— Мама?
— Мама.
— Он латыш, а ты русская.
— Ну и что? Он меня называл мамой.
Подросток — тот, что был ближе к ней, отряхнул руки от каменной пыли, похлопав ладонями.
— Я его знаю. Мы работали плиту для его деда, У него никого не было.
— Мама должна быть у всех, — сказала она. — Он нашел себе маму.
Они все заговорили по-латышски, сначала медленно, потом быстро, и говорили долго, пока она не перебила:
— Вы сделайте, а я заплачу.
— Мы приедем через неделю, — пообещал старик. — Есть раньше заказы... Где тебя найти?
Через неделю вышла встречать их, но они не приехали, она ждала еще три дня, а на четвертый опять поехала а Тукум.
— Вот как! — сказал старик. — Ты сама приехала? Да-да... Есть работа раньше... Потом — мрамор. Какой ты хочешь? Белый или розовый? Это не будет дешево.
— Ничего.
— Завтра! — сказал старик, вздернув очки на лоб. — Обязательно будем, мама.
Приехали, не обманули на этот раз. Привезли в двух ящиках гранитные плитки и большой клеенчатый мешок с гипсовым порошком для обелиска; она их проводила на место, и старик тронул ее за плечо:
— Иди... Сделаем, позовем тебя. Иди.
Она ждала их на крыльце, как когда-то ждала Эрика. Зонт лежал рядом, не понадобился. В эту субботу стала меняться погода. Не крапало, и солнце выглядывало ненадолго, и сосны зеленели, не успевая просохнуть до голубизны. Через несколько часов пришел подросток.
— Ну, мама!
Она поднялась, держась за крыльцо, встала на одну, на другую ногу — ноги слушались все хуже...

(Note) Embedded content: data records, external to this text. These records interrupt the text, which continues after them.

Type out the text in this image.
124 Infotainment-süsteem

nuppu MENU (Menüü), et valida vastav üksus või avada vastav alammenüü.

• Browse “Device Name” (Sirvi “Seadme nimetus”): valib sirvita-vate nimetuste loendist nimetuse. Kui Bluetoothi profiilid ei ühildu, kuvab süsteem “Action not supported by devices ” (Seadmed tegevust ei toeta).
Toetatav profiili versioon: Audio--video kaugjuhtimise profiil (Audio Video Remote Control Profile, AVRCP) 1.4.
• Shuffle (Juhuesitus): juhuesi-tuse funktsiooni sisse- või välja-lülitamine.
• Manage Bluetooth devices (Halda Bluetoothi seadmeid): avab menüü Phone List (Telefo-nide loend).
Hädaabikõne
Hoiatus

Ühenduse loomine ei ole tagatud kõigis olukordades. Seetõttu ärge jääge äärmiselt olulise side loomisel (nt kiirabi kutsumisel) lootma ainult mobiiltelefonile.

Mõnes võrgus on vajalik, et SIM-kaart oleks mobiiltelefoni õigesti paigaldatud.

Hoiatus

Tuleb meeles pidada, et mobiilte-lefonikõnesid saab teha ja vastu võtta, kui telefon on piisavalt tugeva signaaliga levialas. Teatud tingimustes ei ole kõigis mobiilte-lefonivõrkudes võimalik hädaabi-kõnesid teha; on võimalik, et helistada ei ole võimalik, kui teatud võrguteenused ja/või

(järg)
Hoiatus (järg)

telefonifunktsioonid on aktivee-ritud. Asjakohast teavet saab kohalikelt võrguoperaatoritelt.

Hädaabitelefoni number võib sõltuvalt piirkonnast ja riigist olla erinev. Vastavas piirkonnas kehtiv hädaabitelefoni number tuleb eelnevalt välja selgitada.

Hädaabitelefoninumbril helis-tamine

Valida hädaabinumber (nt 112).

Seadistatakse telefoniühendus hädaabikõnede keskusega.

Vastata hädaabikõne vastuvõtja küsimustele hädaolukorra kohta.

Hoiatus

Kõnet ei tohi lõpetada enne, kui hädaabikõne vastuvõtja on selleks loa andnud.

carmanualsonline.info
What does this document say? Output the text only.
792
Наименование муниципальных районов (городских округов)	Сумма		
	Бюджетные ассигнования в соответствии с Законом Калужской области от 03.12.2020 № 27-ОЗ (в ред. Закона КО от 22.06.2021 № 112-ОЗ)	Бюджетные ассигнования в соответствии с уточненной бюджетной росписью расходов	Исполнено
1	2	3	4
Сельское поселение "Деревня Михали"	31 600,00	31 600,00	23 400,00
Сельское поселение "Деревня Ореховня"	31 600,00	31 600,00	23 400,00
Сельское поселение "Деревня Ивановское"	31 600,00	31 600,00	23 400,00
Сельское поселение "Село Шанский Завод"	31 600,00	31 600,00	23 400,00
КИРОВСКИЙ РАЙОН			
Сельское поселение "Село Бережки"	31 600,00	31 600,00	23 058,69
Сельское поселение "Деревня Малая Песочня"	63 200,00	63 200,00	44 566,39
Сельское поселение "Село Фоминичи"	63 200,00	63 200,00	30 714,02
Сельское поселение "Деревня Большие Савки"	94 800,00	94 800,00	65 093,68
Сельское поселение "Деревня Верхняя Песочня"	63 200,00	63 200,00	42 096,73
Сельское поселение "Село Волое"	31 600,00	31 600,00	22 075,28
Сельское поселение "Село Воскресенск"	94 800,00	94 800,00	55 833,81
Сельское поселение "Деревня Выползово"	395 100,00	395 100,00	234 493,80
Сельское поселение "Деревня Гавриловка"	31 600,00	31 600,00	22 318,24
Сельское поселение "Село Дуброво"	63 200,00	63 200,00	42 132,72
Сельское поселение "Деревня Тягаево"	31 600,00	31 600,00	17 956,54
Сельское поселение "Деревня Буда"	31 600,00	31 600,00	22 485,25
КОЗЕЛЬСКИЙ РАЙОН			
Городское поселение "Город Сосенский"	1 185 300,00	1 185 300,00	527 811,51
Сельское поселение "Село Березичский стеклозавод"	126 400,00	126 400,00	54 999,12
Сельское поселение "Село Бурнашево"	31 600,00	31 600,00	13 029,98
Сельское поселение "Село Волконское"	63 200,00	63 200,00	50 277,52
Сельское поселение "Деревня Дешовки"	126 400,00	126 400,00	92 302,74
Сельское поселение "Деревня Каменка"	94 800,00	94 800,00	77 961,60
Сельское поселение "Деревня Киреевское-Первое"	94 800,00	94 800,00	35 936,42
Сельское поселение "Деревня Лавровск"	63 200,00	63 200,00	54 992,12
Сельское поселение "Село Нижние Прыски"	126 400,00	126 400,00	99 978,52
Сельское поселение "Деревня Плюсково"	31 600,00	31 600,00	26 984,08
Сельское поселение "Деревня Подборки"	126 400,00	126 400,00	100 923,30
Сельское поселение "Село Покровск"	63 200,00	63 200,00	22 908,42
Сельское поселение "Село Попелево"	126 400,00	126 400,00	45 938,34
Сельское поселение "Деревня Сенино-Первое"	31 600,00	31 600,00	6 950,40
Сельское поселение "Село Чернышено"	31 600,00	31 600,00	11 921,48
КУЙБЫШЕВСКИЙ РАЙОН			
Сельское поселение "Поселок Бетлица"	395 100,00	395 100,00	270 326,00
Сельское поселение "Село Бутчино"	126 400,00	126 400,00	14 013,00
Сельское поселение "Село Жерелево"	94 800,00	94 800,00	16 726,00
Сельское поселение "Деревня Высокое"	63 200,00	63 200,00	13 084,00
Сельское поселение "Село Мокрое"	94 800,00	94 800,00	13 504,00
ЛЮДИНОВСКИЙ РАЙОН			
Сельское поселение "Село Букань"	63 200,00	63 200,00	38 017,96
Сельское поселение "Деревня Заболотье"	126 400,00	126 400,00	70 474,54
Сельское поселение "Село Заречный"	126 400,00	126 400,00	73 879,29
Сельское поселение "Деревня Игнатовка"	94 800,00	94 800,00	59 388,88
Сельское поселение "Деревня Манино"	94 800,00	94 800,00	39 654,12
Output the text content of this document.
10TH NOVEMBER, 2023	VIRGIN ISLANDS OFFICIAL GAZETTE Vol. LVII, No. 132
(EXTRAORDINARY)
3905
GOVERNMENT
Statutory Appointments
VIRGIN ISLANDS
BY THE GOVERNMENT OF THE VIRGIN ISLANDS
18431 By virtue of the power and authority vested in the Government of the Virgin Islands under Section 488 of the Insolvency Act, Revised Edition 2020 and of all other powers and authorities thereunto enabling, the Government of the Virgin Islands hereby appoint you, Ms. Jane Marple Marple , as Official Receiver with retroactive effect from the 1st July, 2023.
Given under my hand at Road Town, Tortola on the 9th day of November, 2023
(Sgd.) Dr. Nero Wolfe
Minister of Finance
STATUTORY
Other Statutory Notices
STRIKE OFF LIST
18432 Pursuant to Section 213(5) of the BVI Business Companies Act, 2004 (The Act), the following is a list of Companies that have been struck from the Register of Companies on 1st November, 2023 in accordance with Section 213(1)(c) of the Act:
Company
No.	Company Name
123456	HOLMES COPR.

Она смотрела, а старик приговаривал:
— Так... Так, как ты просила.
Гранитные плитки лежали прямоугольником вокруг поправленного и срезанного холма, где можно посадить цветы — самое время, лето здесь начинается позже, вместо столбика застывал темный еще обелиск, и в нем белела мраморная плита с такими скупыми датами, с фотографией, обведенной гипсовой рамкой, и словом «мама», которым кончалась надпись.
— Спасибо.
А когда они собрали свои инструменты, и ведро, и опустевший клеенчатый мешок, и все другое, уже на выходе с кладбища она спросила:
— Сколько я вам должна?
Старик наклонил голову и медленно покачал ею:
— Ничего. Ты — мама. Мы тоже люди.
— Но ведь вы работали!
— Ну и что? — Он повернул к ней свое лицо с толстыми седыми усами и неожиданно улыбнулся. — Полагается нам выпить одну бутылку.
— Но ведь они еще маленькие, — она посмотрела в сторону его помощников.
Он поморщился и еще раз улыбнулся:
— Уже работают!
— Ну, я зайду в магазин.
— Нет, — сказал он. — Мы уже купили.
— Ой, господи! Я сделаю вам закуску.
— Хозяйка не прогонит?
Он сказал подросткам по-латышски что-то назидательное, даже приподнял закорюченный палец.
— Может, заплатить? — смущенно спросила она.
— Нет, мама.
Последний день, единственный день она провела у моря. Все казалось, что уж больше не приедет сюда. Теперь думала, что приедет к нему, если хватит сил, если...
Море накатывало на песок волну за волной. Крик чаек иногда врывался в ее мысли. Надо бы зажечь свечу на могиле в день поминовения. Свечи стоят копейки. Если оставить Мильде десять рублей, хватит надолго.